Search Engines, Free Advertising, and the Content Industry

Search Engines, Free Advertising, and the Content Industry

In 1925, a music industry professional complained to the New York Times that the new medium of radio was destroying the industry's business model by making songs too widely available to the public for free. The Times quoted the unnamed professional saying:

The public will not buy songs it can hear almost at will by a brief manipulation of the radio dials. If we could control completely the broadcasting of our compositions we would endeavor to prevent this saturation of the radio listeners with any particular song. . . .

We are striving to have the copyright law, which protects us from the free use of our compositions by the makers of phonograph records and music rolls, construed to cover broadcasting. The law specifies that we must be compensated if any of our songs are used by some one else for profit to them. We contend that the radio station is an enterprise founded for gain.

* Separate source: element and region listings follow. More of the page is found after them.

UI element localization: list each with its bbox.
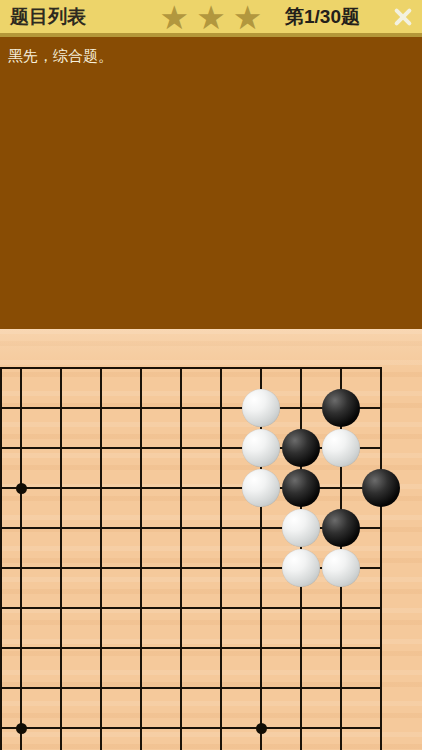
go-stone-black [362, 469, 400, 507]
grid-line-horizontal [0, 687, 382, 689]
star-point [16, 723, 27, 734]
star-point [256, 723, 267, 734]
go-stone-white [322, 429, 360, 467]
grid-line-vertical [140, 367, 142, 750]
go-stone-white [282, 549, 320, 587]
go-stone-white [242, 429, 280, 467]
go-stone-black [282, 429, 320, 467]
app-screen: 题目列表 ★★★ 第1/30题 黑先，综合题。 [0, 0, 422, 750]
go-stone-white [242, 389, 280, 427]
go-stone-white [322, 549, 360, 587]
problem-panel: 黑先，综合题。 [0, 37, 422, 329]
star-point [16, 483, 27, 494]
problem-list-button[interactable]: 题目列表 [10, 4, 86, 30]
grid-clip-edge-line [0, 367, 2, 750]
close-button[interactable] [391, 5, 415, 29]
grid-line-horizontal [0, 727, 382, 729]
problem-description: 黑先，综合题。 [8, 47, 113, 66]
difficulty-stars: ★★★ [160, 0, 263, 33]
grid-line-horizontal [0, 487, 382, 489]
header-bar: 题目列表 ★★★ 第1/30题 [0, 0, 422, 33]
grid-line-horizontal [0, 607, 382, 609]
grid-line-horizontal [0, 367, 382, 369]
go-stone-white [282, 509, 320, 547]
problem-counter: 第1/30题 [285, 4, 360, 30]
grid-line-vertical [20, 367, 22, 750]
go-stone-black [322, 389, 360, 427]
grid-line-vertical [180, 367, 182, 750]
go-board[interactable] [0, 329, 422, 750]
grid-line-vertical [60, 367, 62, 750]
go-stone-white [242, 469, 280, 507]
star-icon: ★ [196, 0, 226, 33]
grid-line-horizontal [0, 647, 382, 649]
star-icon: ★ [233, 0, 263, 33]
go-stone-black [282, 469, 320, 507]
grid-line-vertical [380, 367, 382, 750]
star-icon: ★ [160, 0, 190, 33]
grid-line-vertical [100, 367, 102, 750]
go-stone-black [322, 509, 360, 547]
grid-line-vertical [220, 367, 222, 750]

It is not controlled by those purveying sets or parts, it is employed by organizations which use it as a medium of institutional advertising.

The music industry professional got his wish as far as copyright, and has turned out to be right in another way as well, though surely not in a way he would have expected. Radio is treated as free advertising -- and primarily for music producers! This is, in fact, the main reason why terrestrial radio stations are presently statutorily exempt from paying royalties.

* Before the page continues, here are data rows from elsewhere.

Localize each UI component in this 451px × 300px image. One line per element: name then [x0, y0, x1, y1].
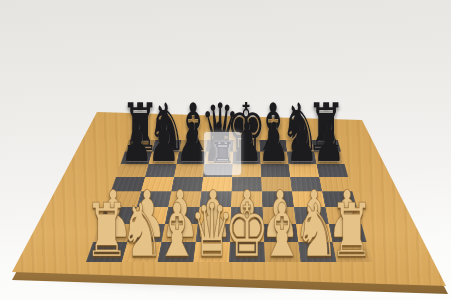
square-d2[interactable] — [196, 224, 231, 242]
square-d4[interactable] — [200, 191, 232, 206]
square-b4[interactable] — [137, 191, 171, 206]
square-e2[interactable] — [230, 224, 264, 242]
square-c5[interactable] — [171, 177, 203, 191]
square-c4[interactable] — [168, 191, 201, 206]
square-g4[interactable] — [292, 191, 325, 206]
square-g6[interactable] — [288, 164, 319, 177]
square-h4[interactable] — [322, 191, 357, 206]
square-a1[interactable] — [86, 242, 127, 262]
square-g8[interactable] — [286, 140, 314, 152]
chess-photo-canvas: ♜♞♝♛♚♝♞♜♟♟♟♟♟♟♟♟♟♟♟♟♟♟♟♟♜♞♝♛♚♝♞♜ ♜ — [0, 0, 451, 300]
square-g7[interactable] — [287, 152, 317, 164]
square-a2[interactable] — [93, 224, 132, 242]
square-h6[interactable] — [316, 164, 348, 177]
square-e5[interactable] — [232, 177, 262, 191]
square-a3[interactable] — [99, 207, 136, 224]
square-f8[interactable] — [259, 140, 287, 152]
square-b7[interactable] — [149, 152, 179, 164]
square-a6[interactable] — [116, 164, 149, 177]
square-a5[interactable] — [111, 177, 145, 191]
square-d5[interactable] — [201, 177, 232, 191]
square-f3[interactable] — [262, 207, 296, 224]
square-c3[interactable] — [165, 207, 200, 224]
square-f2[interactable] — [263, 224, 298, 242]
square-g1[interactable] — [298, 242, 336, 262]
square-f6[interactable] — [261, 164, 291, 177]
square-g2[interactable] — [296, 224, 332, 242]
square-a7[interactable] — [121, 152, 152, 164]
square-c8[interactable] — [179, 140, 207, 152]
square-b2[interactable] — [127, 224, 165, 242]
square-e4[interactable] — [231, 191, 262, 206]
square-b8[interactable] — [152, 140, 181, 152]
square-b6[interactable] — [145, 164, 177, 177]
square-f1[interactable] — [264, 242, 301, 262]
square-f5[interactable] — [261, 177, 292, 191]
square-f7[interactable] — [260, 152, 289, 164]
square-d1[interactable] — [193, 242, 229, 262]
square-g3[interactable] — [294, 207, 329, 224]
square-h1[interactable] — [332, 242, 372, 262]
square-c7[interactable] — [177, 152, 206, 164]
square-g5[interactable] — [290, 177, 322, 191]
square-f4[interactable] — [262, 191, 294, 206]
square-d3[interactable] — [198, 207, 231, 224]
square-b5[interactable] — [141, 177, 174, 191]
square-b3[interactable] — [132, 207, 168, 224]
square-a4[interactable] — [105, 191, 141, 206]
watermark-piece-icon: ♜ — [210, 139, 236, 168]
square-e1[interactable] — [229, 242, 265, 262]
square-c1[interactable] — [158, 242, 196, 262]
square-h5[interactable] — [319, 177, 352, 191]
photo-watermark: ♜ — [204, 132, 241, 175]
square-h2[interactable] — [329, 224, 367, 242]
square-h7[interactable] — [314, 152, 345, 164]
square-h3[interactable] — [325, 207, 361, 224]
square-b1[interactable] — [122, 242, 162, 262]
square-c6[interactable] — [174, 164, 205, 177]
square-h8[interactable] — [312, 140, 341, 152]
square-c2[interactable] — [161, 224, 197, 242]
square-e3[interactable] — [230, 207, 263, 224]
square-a8[interactable] — [125, 140, 155, 152]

Today, the story of radio's transition from content industry bete noir to one of its core advertisers is being replayed in the case of another medium that content industry professionals once lambasted as nothing but a gateway for pirates: search engines,

In a report released today by Google, the company lays out the case that search engines aren't major driver of piracy.The report claims that search is responsible for just 16 percent of the traffic to sites that host pirated content. By contrast, studies have shown that 64 percent of the traffic to legitimate sites comes from search engines.

To take one example, "katy perry" gets searched for 200,000 more times on Google than "free katy perry mp3." What's more, under new changes to the company's search algorithm, legitimate sources of Katy Perry's music will show up first on both searches, at no cost to Perry herself (though individual content salesmen such as Apple, Amazon or Spotify can pay to have their digital storefronts advertised prominently).

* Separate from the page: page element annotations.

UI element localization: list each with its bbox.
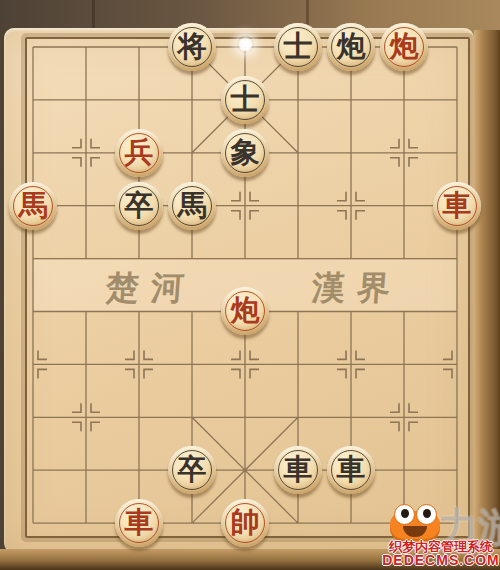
piece-glyph: 士 <box>274 23 322 71</box>
piece-black-advisor[interactable]: 士 <box>221 76 269 124</box>
piece-glyph: 馬 <box>9 182 57 230</box>
piece-glyph: 炮 <box>380 23 428 71</box>
watermark-domain-text: DEDECMS.COM <box>382 552 500 568</box>
piece-black-general[interactable]: 将 <box>168 23 216 71</box>
piece-glyph: 炮 <box>221 287 269 335</box>
piece-glyph: 車 <box>327 446 375 494</box>
watermark: 力游 织梦内容管理系统 DEDECMS.COM <box>382 498 500 570</box>
piece-glyph: 車 <box>274 446 322 494</box>
piece-black-horse[interactable]: 馬 <box>168 182 216 230</box>
piece-black-chariot[interactable]: 車 <box>274 446 322 494</box>
piece-black-chariot[interactable]: 車 <box>327 446 375 494</box>
piece-red-cannon[interactable]: 炮 <box>380 23 428 71</box>
piece-black-cannon[interactable]: 炮 <box>327 23 375 71</box>
piece-glyph: 卒 <box>115 182 163 230</box>
mascot-eye-icon <box>394 504 415 525</box>
piece-red-horse[interactable]: 馬 <box>9 182 57 230</box>
piece-glyph: 馬 <box>168 182 216 230</box>
piece-red-cannon[interactable]: 炮 <box>221 287 269 335</box>
piece-glyph: 士 <box>221 76 269 124</box>
piece-red-chariot[interactable]: 車 <box>433 182 481 230</box>
piece-glyph: 炮 <box>327 23 375 71</box>
liyou-mascot-icon <box>390 504 440 542</box>
piece-black-elephant[interactable]: 象 <box>221 129 269 177</box>
piece-black-soldier[interactable]: 卒 <box>115 182 163 230</box>
xiangqi-board[interactable]: 将士炮炮士兵象馬卒馬車炮卒車車車帥 <box>7 21 484 550</box>
piece-glyph: 象 <box>221 129 269 177</box>
xiangqi-game-screen: 楚河 漢界 将士炮炮士兵象馬卒馬車炮卒車車車帥 力游 织梦内容管理系统 DEDE… <box>0 0 500 570</box>
piece-red-general[interactable]: 帥 <box>221 499 269 547</box>
piece-glyph: 車 <box>433 182 481 230</box>
piece-glyph: 車 <box>115 499 163 547</box>
piece-glyph: 将 <box>168 23 216 71</box>
piece-black-soldier[interactable]: 卒 <box>168 446 216 494</box>
piece-red-soldier[interactable]: 兵 <box>115 129 163 177</box>
mascot-eye-icon <box>416 504 437 525</box>
piece-red-chariot[interactable]: 車 <box>115 499 163 547</box>
piece-glyph: 兵 <box>115 129 163 177</box>
piece-glyph: 帥 <box>221 499 269 547</box>
piece-glyph: 卒 <box>168 446 216 494</box>
highlight-dot <box>237 36 254 53</box>
piece-black-advisor[interactable]: 士 <box>274 23 322 71</box>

Starting in 2012, Google began "downranking" sites that receive a high volume of Digital Millennium Copyright Act take-down complaints, meaning that those results automatically are ranked lower in Google's search algorithm. The new tweaks will go further to prioritize results forlegitimate sources of film, music and other copyrighted content, as well as offering users multiple sources from which that content can be purchased, rented or streamed. This would apply even for obvious piracy-oriented searches, such as "the big lebowski torrent."

In short, for content producers, search engines serve as a form of free advertising, paid for either by middlemen online retailers, or by the search engine itself. As the Google report puts it:

Piracy often arises when consumer demand goes unmet by legitimate supply. As services ranging from Netflix to Spotify to iTunes have demonstrated, the best way to combat piracy is with better and more convenient legitimate services. The right combination of price, convenience and inventory will do far more to reduce piracy than enforcement can.

Consumers have a huge appetite for content, and there's evidence that they're willing to pay a lot for it. A report from May 2013 found that the most frequent consumers of pirated digital files actually spend 300 percent more on content than so-called "honest" consumers. This tendency for piracy itself to serve as a form of free advertising is why savvy media producers, such as the makers of HBO's Game of Thrones, find high piracy rates flattering, rather than alarming. Once HBO's new stand-alone streaming service launches, these users of pirated content easily could turn into legitimate consumers.

Search engines thus have a huge opportunity to exploit a market with an above-average appetite for content and expose it to more ways to purchase that content. This benefits search engines like Google, but it also benefits the content industry itself.

Of course, as the 1925 Times quote demonstrates, the content industry hasn't always been eager to embrace innovation. The disruptive effects of the Internet have shaken a lot of established content industry business models, which has led some of those industries into efforts at outright censorship, both through abuse of the DMCA's take-down system and through attempts to bake censorship into the Internet itself, via new legislation and trade agreements.

Google's report provides some truly lurid examples of what that "abuse" looks like, such as a film company allegedly trying to get a major newspaper's review of their film blocked in search results. Techdirt has also outlined some truly ridiculous examples of DMCA takedown requests. In view of these shameless attempts at censorship, Google's decision to protect against DMCA abuse from both directions is prudent. It remains to be seen whether these safeguards will continue to hold, but the proliferation of information about fair use on the Internet suggests reason for optimism.

Distinguishing between fighting piracy as an industry, and fighting individual pirates, who are rarely the hardened criminals that content industry advocates paint them as, could be a major step toward a better Internet both for consumers and producers.